Mulher Setenta e Tantas — Primeiro Ato (Série: Mulheres em Travessias)

Chegar aos setenta e tantas não é apenas atravessar o tempo. É atravessar camadas.

Este livro nasce do respiro consciente da mulher que chega à maturidade não para se retirar da vida, mas para habitá-la com mais presença, lucidez e liberdade. Não fala de encerramentos, mas de continuidade. Não fala de perda, mas de transformação.
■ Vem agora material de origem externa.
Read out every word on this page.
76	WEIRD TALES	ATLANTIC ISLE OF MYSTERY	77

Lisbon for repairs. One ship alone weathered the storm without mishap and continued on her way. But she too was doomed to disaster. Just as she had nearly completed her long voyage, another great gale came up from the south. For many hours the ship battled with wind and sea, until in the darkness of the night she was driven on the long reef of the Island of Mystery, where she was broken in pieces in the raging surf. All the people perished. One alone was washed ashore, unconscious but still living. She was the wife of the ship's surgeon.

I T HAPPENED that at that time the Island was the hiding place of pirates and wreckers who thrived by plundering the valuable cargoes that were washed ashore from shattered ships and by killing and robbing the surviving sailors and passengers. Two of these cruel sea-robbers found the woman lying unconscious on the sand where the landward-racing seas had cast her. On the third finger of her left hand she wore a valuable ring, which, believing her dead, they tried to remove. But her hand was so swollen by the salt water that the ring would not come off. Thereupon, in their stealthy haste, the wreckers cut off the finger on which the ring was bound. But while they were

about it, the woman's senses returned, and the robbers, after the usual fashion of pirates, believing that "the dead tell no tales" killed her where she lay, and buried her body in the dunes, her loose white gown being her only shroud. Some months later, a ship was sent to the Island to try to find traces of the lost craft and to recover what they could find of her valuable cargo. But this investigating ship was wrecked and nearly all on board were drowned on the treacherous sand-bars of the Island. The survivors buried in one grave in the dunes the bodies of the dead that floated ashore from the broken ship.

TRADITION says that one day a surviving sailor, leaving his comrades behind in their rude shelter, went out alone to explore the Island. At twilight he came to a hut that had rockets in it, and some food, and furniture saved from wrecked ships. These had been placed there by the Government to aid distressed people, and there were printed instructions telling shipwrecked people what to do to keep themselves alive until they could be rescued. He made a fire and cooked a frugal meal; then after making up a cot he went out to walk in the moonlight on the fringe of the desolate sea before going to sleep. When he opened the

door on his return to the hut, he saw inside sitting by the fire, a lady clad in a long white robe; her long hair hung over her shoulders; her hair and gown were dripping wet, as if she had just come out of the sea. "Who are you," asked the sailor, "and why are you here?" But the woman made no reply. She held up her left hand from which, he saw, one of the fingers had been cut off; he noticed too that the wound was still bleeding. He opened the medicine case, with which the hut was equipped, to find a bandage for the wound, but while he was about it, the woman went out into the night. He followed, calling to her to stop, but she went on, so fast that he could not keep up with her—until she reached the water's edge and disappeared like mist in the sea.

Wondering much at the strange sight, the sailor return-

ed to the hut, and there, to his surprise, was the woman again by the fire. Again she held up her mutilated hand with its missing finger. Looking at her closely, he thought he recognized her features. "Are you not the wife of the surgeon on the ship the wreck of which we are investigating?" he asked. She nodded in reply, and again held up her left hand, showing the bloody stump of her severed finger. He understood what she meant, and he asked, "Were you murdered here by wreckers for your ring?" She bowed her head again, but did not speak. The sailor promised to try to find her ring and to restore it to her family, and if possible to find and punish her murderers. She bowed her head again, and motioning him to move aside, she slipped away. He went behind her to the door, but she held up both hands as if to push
Mulher Setenta e Tantas — Primeiro Ato é um ensaio sensível e profundo sobre a travessia feminina após os setenta anos. Um livro que reconhece o corpo que muda, a mente que amadurece e a alma que permanece em movimento. Aqui, o envelhecimento não é tratado como declínio, mas como um território fértil de consciência, escolha e dignidade.

Ao longo dos capítulos, a autora convida a leitora a desacelerar, a escutar os próprios ritmos e a reconhecer o valor da experiência vivida. Fala-se de presença, de visibilidade e invisibilidade como escolhas conscientes, de rituais íntimos, de silêncio que protege, de pausas que fortalecem e de um modo de existir que não precisa mais de validação externa.
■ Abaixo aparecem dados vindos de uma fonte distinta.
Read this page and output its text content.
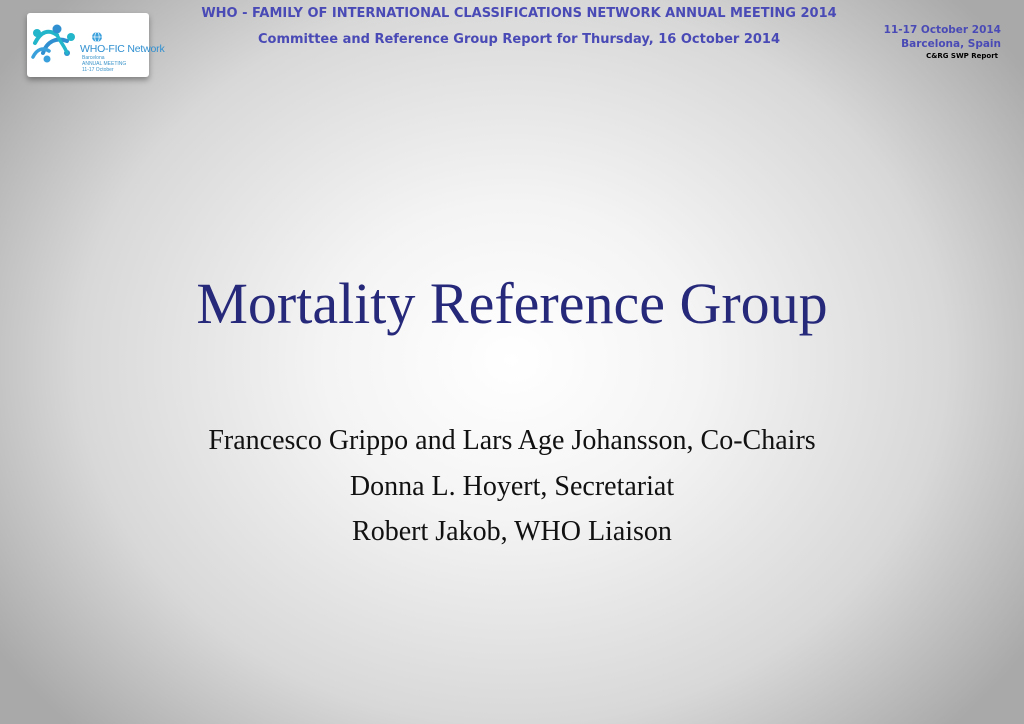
WHO-FIC Network
Barcelona
ANNUAL MEETING
11-17 October
WHO - FAMILY OF INTERNATIONAL CLASSIFICATIONS NETWORK ANNUAL MEETING 2014
Committee and Reference Group Report for Thursday, 16 October 2014
11-17 October 2014
Barcelona, Spain
C&RG SWP Report
Mortality Reference Group
Francesco Grippo and Lars Age Johansson, Co-Chairs
Donna L. Hoyert, Secretariat
Robert Jakob, WHO Liaison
Este não é um livro de fórmulas prontas. Não é um manual de comportamento. Não oferece promessas fáceis.

É um livro escrito para mulheres que já atravessaram muitas fases — algumas aprendidas com alegria, outras sobrevividas com coragem — e que hoje desejam viver este tempo com serenidade, verdade e coerência consigo mesmas.
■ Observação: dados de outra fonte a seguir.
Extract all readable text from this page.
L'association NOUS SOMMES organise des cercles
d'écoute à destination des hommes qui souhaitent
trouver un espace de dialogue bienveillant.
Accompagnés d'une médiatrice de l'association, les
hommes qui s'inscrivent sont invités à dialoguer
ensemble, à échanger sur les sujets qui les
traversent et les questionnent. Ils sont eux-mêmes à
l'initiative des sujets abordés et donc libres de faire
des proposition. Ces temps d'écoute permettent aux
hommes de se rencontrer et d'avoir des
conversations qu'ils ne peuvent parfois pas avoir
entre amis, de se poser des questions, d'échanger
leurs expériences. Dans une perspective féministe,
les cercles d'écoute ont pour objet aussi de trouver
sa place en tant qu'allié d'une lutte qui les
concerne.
Cada capítulo funciona como um convite: um convite à pausa, à escuta, ao retorno para si.

O epílogo, apresentado como uma carta ao tempo, encerra este Primeiro Ato com perguntas que permanecem. Perguntas que não exigem respostas imediatas, mas que acompanham a leitora para além da última página, como sementes de reflexão e reconhecimento.

Este livro integra a série Mulheres em Travessias e pode ser lido de forma independente. É o primeiro movimento de uma trilogia que acompanha diferentes fases da maturidade feminina, respeitando o ritmo e a singularidade de cada mulher.

Mulher Setenta e Tantas — Primeiro Ato é um livro para ser lido sem pressa. Para ser sentido. Para ser reconhecido.

Um livro que não pede que a mulher volte a ser quem foi, mas que a convida a permanecer inteira em quem é.